As various former and current cabinet ministers felt compelled to come out and defend the voting process, their position was undermined when the Deputy Prime Minister Nick Clegg made a statement to defend “the power of voting.” As the leader of the Conservatives' coalition partners the Liberal Democrat Party, Nick Clegg is most famous for doing the exact opposite in government of numerous pledges he made before the 2010 election; his name is synonymous with selling out.
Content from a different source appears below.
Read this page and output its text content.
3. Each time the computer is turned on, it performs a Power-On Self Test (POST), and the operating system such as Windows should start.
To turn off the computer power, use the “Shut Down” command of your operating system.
To put that in context, an endorsement of the power of voting from Clegg is roughly as worthy as an endorsement of the reliability of Wall Street from Jamie Dimon. Worse still, only 44% of 18-24 year-olds voted in the last election, even before Clegg betrayed the youth vote by tripling university tuition fees after
In the face of such angry apathy from Britain's youth one might plausibly argue, as Clegg did, that this was due to the “realities of government.” But that's the point. When there is a justifiable belief that austerity is a fig-leaf for corruption, and a growing consensus that voting delivers nothing except consent for more pain, people can only question whether the government has any grasp on reality.